Tsonga répond à Ljubicic : « Sinner est venu après tous les autres »
Interrogé sur le modèle italien, l'ancien tennisman français estime que le numéro 1 mondial récolte les fruits d'un travail amorcé bien avant son explosion au plus haut niveau.
Alors que Roland-Garros bat son plein, le modèle de réussite du tennis italien fait beaucoup parler, avec la présence de trois Italiens en quarts de finale et, désormais, de deux d'entre eux en demi-finales, où ils s'affronteront (Arnaldi vs Cobolli).

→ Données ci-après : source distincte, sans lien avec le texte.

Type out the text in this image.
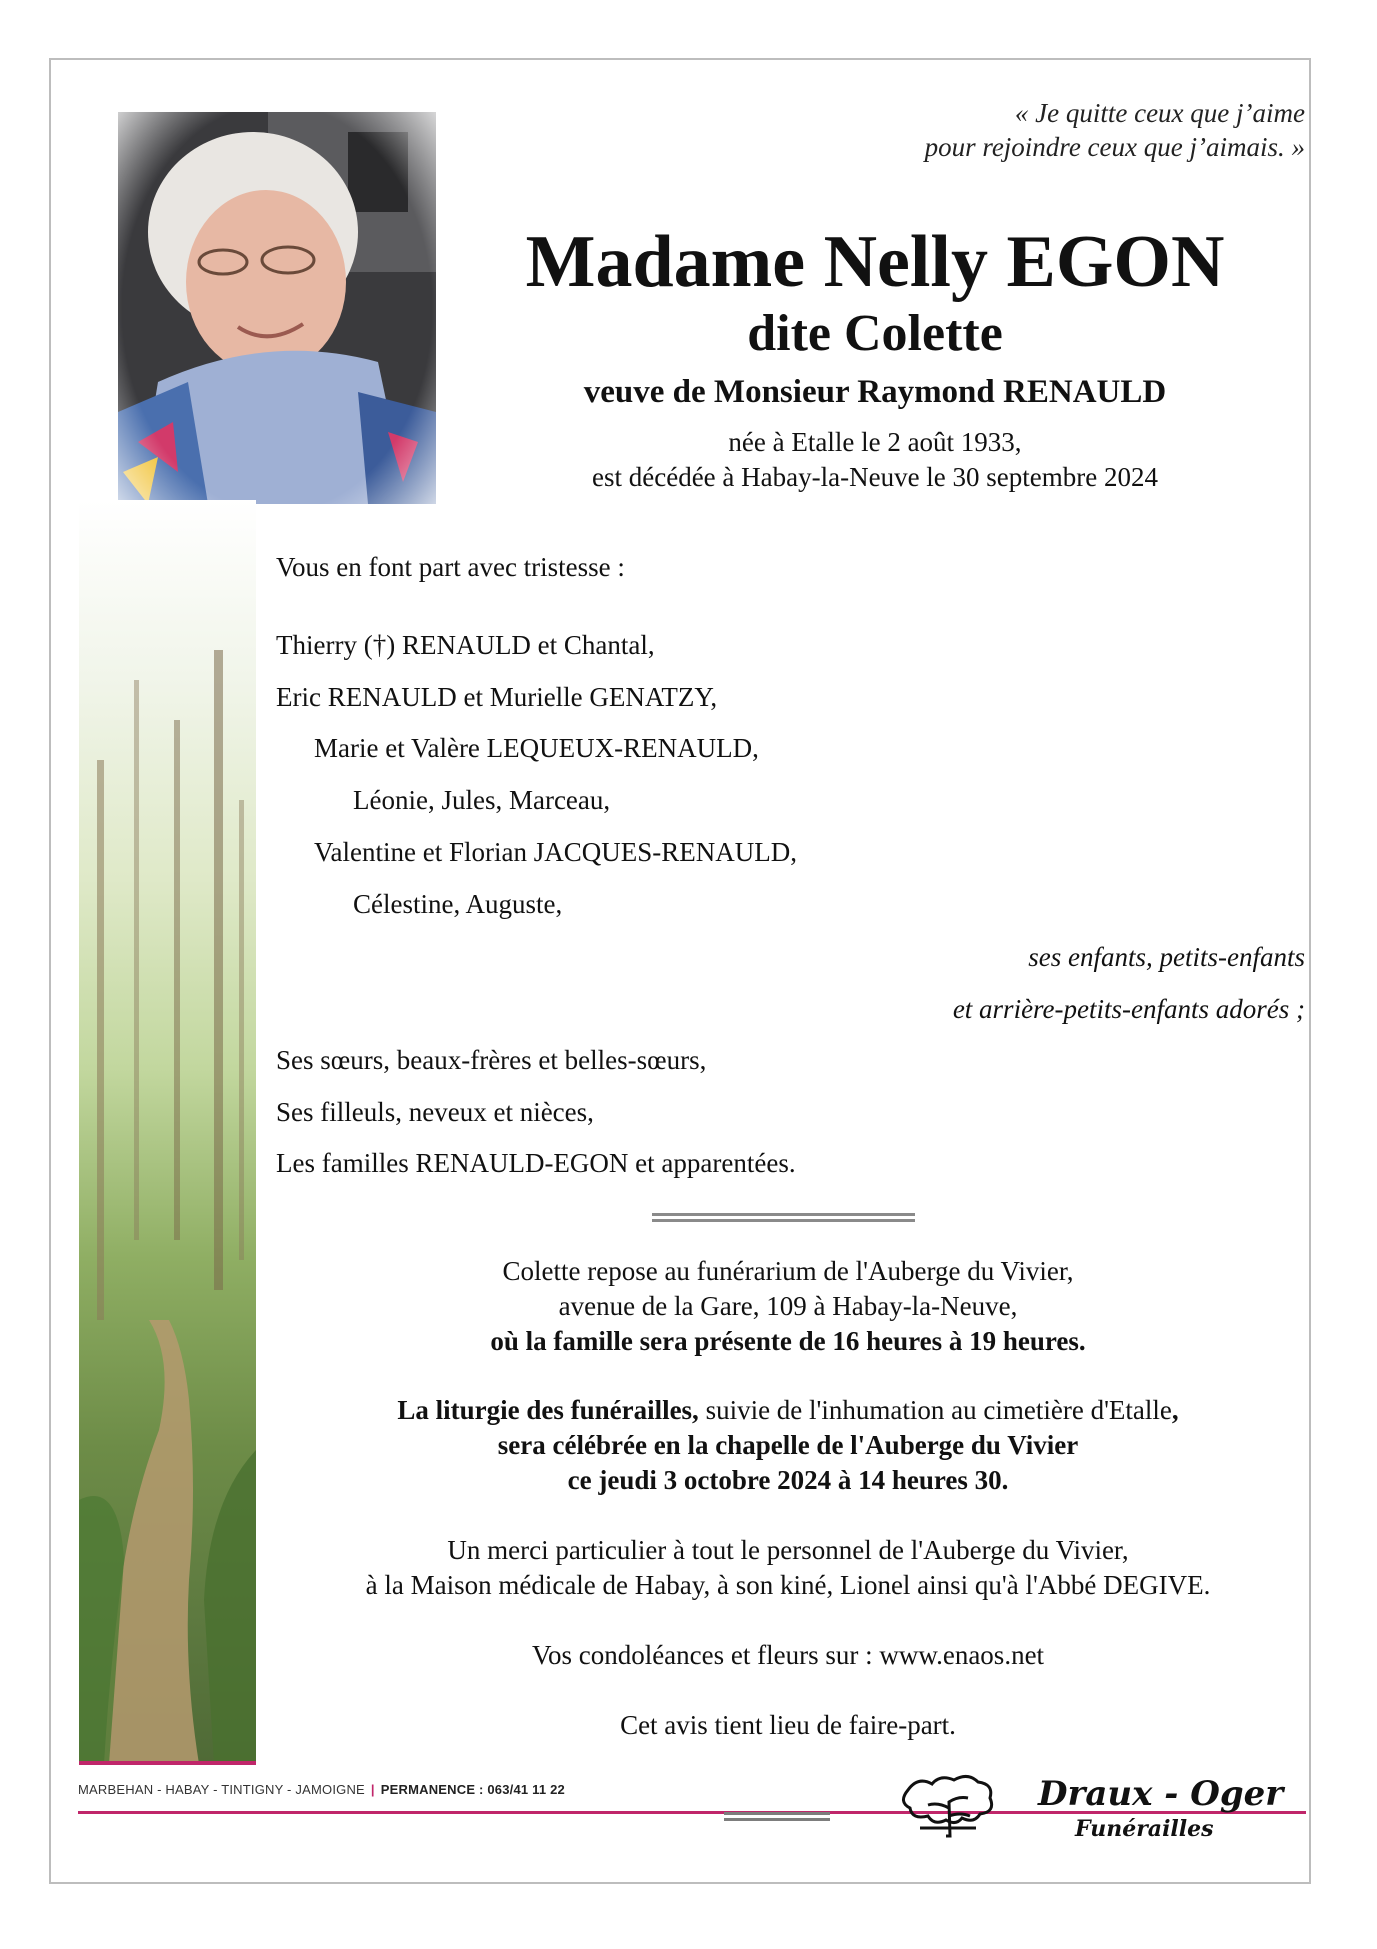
« Je quitte ceux que j’aime
pour rejoindre ceux que j’aimais. »
Madame Nelly EGON
dite Colette
veuve de Monsieur Raymond RENAULD
née à Etalle le 2 août 1933,
est décédée à Habay-la-Neuve le 30 septembre 2024
Vous en font part avec tristesse :
Thierry (†) RENAULD et Chantal,
Eric RENAULD et Murielle GENATZY,
Marie et Valère LEQUEUX-RENAULD,
Léonie, Jules, Marceau,
Valentine et Florian JACQUES-RENAULD,
Célestine, Auguste,
ses enfants, petits-enfants
et arrière-petits-enfants adorés ;
Ses sœurs, beaux-frères et belles-sœurs,
Ses filleuls, neveux et nièces,
Les familles RENAULD-EGON et apparentées.
Colette repose au funérarium de l'Auberge du Vivier,
avenue de la Gare, 109 à Habay-la-Neuve,
où la famille sera présente de 16 heures à 19 heures.
La liturgie des funérailles, suivie de l'inhumation au cimetière d'Etalle,
sera célébrée en la chapelle de l'Auberge du Vivier
ce jeudi 3 octobre 2024 à 14 heures 30.
Un merci particulier à tout le personnel de l'Auberge du Vivier,
à la Maison médicale de Habay, à son kiné, Lionel ainsi qu'à l'Abbé DEGIVE.
Vos condoléances et fleurs sur : www.enaos.net
Cet avis tient lieu de faire-part.
MARBEHAN - HABAY - TINTIGNY - JAMOIGNE | PERMANENCE : 063/41 11 22	Draux - Oger
Funérailles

Invité à s'exprimer sur la dynamique actuelle du tennis français, Ivan Ljubicic a pris l'exemple de l'Italie pour illustrer l'importance de disposer d'une figure de référence capable de tirer toute une génération vers le haut.
L'ancien numéro 3 mondial, aujourd'hui responsable du haut niveau à la Fédération française de tennis, estime que la présence d'un champion comme Jannik Sinner joue un rôle déterminant dans la progression des jeunes joueurs.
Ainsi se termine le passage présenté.